In recent media reports, Leonhardt said CrossCountry, founded in 2003, could see its HQ staff grow to 1,000 employees in five years. His company has already outgrown its 50,000-square-foot HQ on Miller Road in Brecksville. For this article, Leonhardt did not respond to questions posed to him in an e-mail. He acknowledged receipt of the e-mail, however.
A real estate development source said that, between MinuteMen, CrossCountry, Cleveland.com, Hotcards, LLC and real estate firm GBX Group LLC, the Superior Arts District could exceed 1,200 daytime employees in a couple of years. With future growth, that figure could surpass 2,000 jobs in several more years.
Residential, restaurant and retail development in the Superior Arts District are growing too. For $12 million, Developer Bobby George is renovating a vacant, 59,000-square-foot commercial building at 2125 Superior into 58 apartments over an as-yet unidentified cafe that plans to serve breakfast and lunch.
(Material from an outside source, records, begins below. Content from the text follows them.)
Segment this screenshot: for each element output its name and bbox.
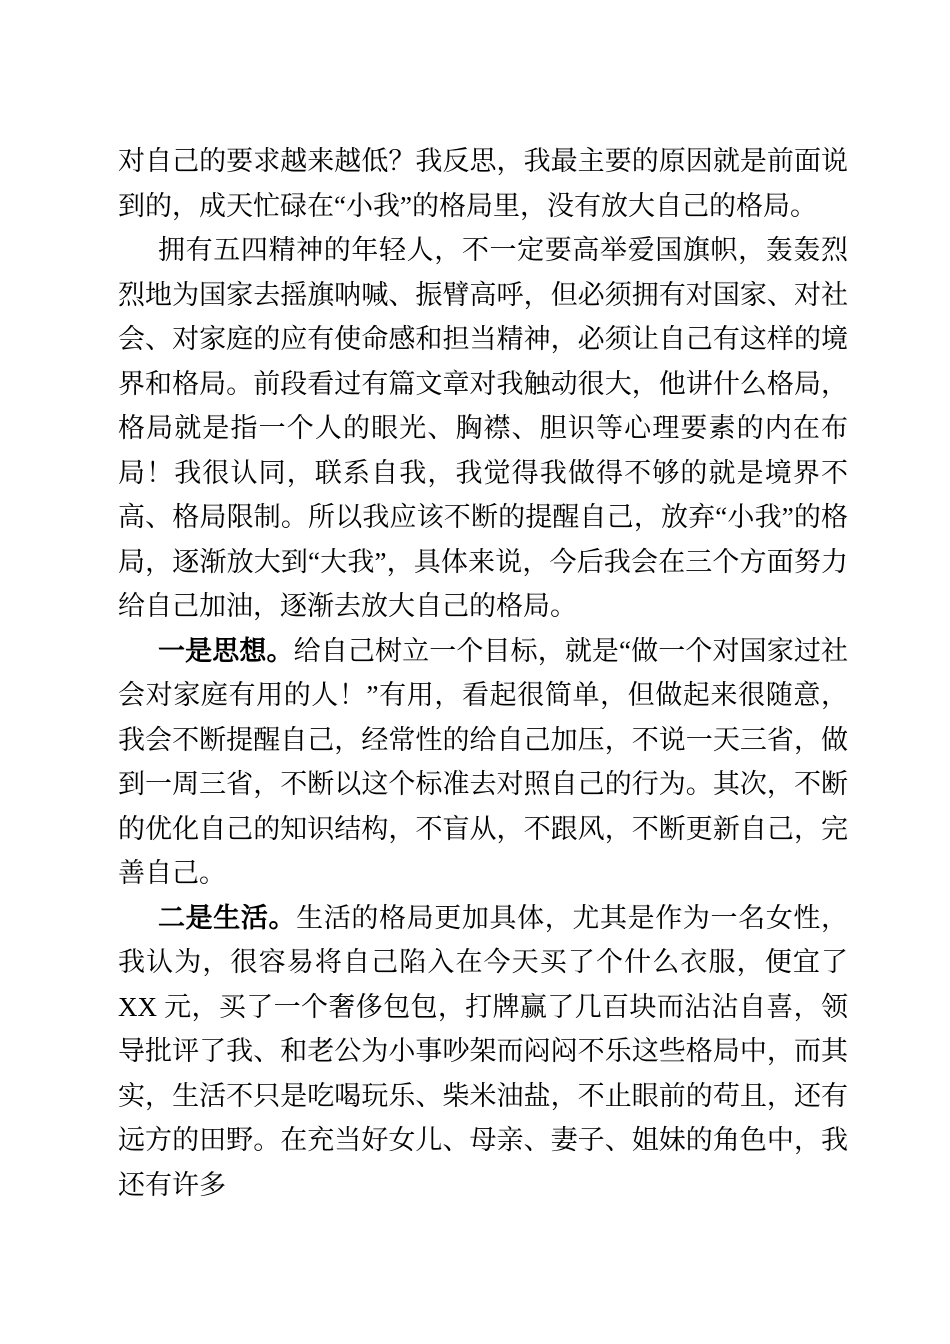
paragraph-first-thought: 一是思想。给自己树立一个目标，就是“做一个对国家过社会对家庭有用的人！”有用，看… bbox=[118, 629, 848, 896]
paragraph-wusi-spirit: 拥有五四精神的年轻人，不一定要高举爱国旗帜，轰轰烈烈地为国家去摇旗呐喊、振臂高呼… bbox=[118, 228, 848, 629]
paragraph-lead-bold: 一是思想。 bbox=[158, 636, 294, 666]
paragraph-lead-bold: 二是生活。 bbox=[158, 903, 296, 933]
document-page: 对自己的要求越来越低？我反思，我最主要的原因就是前面说到的，成天忙碌在“小我”的… bbox=[0, 0, 950, 1344]
paragraph-text: 对自己的要求越来越低？我反思，我最主要的原因就是前面说到的，成天忙碌在“小我”的… bbox=[118, 146, 848, 221]
paragraph-continuation: 对自己的要求越来越低？我反思，我最主要的原因就是前面说到的，成天忙碌在“小我”的… bbox=[118, 139, 848, 228]
paragraph-text: 生活的格局更加具体，尤其是作为一名女性，我认为，很容易将自己陷入在今天买了个什么… bbox=[118, 903, 848, 1200]
paragraph-text: 给自己树立一个目标，就是“做一个对国家过社会对家庭有用的人！”有用，看起很简单，… bbox=[118, 636, 848, 889]
paragraph-text: 拥有五四精神的年轻人，不一定要高举爱国旗帜，轰轰烈烈地为国家去摇旗呐喊、振臂高呼… bbox=[118, 235, 848, 621]
paragraph-second-life: 二是生活。生活的格局更加具体，尤其是作为一名女性，我认为，很容易将自己陷入在今天… bbox=[118, 896, 848, 1208]
document-text-block: 对自己的要求越来越低？我反思，我最主要的原因就是前面说到的，成天忙碌在“小我”的… bbox=[118, 139, 848, 1207]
The property is next door to GBX’s offices at Superior and East 21st.
More residential developments are planned in the immediate neighborhood, but aren’t far enough along in the development process for the source to provide further details publicly. That could include a property acquisition that occurred as part of Leonhardt’s Dec. 28, 2018 transaction.
In it, Leonhardt and his unidentified partners transferred by quit-claim deed five properties along the east side of East 22nd, north of Payne, to 2130 Superior Avenue, LLC, county records show.
That firm is an affiliate of BEK Developers, LLC, of Beachwood. BEK is an acronym for the first names of Bob Risman, his wife Eleanor and their daughter Kathy Risman — part of one of wealthiest families in Greater Cleveland.
Their proposed development, rumored to be a residential project, hasn’t been announced. But, when combined with the ground-floor restaurant and retail offerings likely to appear along the sidewalk in CrossCountry’s HQ development, it is clear that this neighborhood is about to become much more active.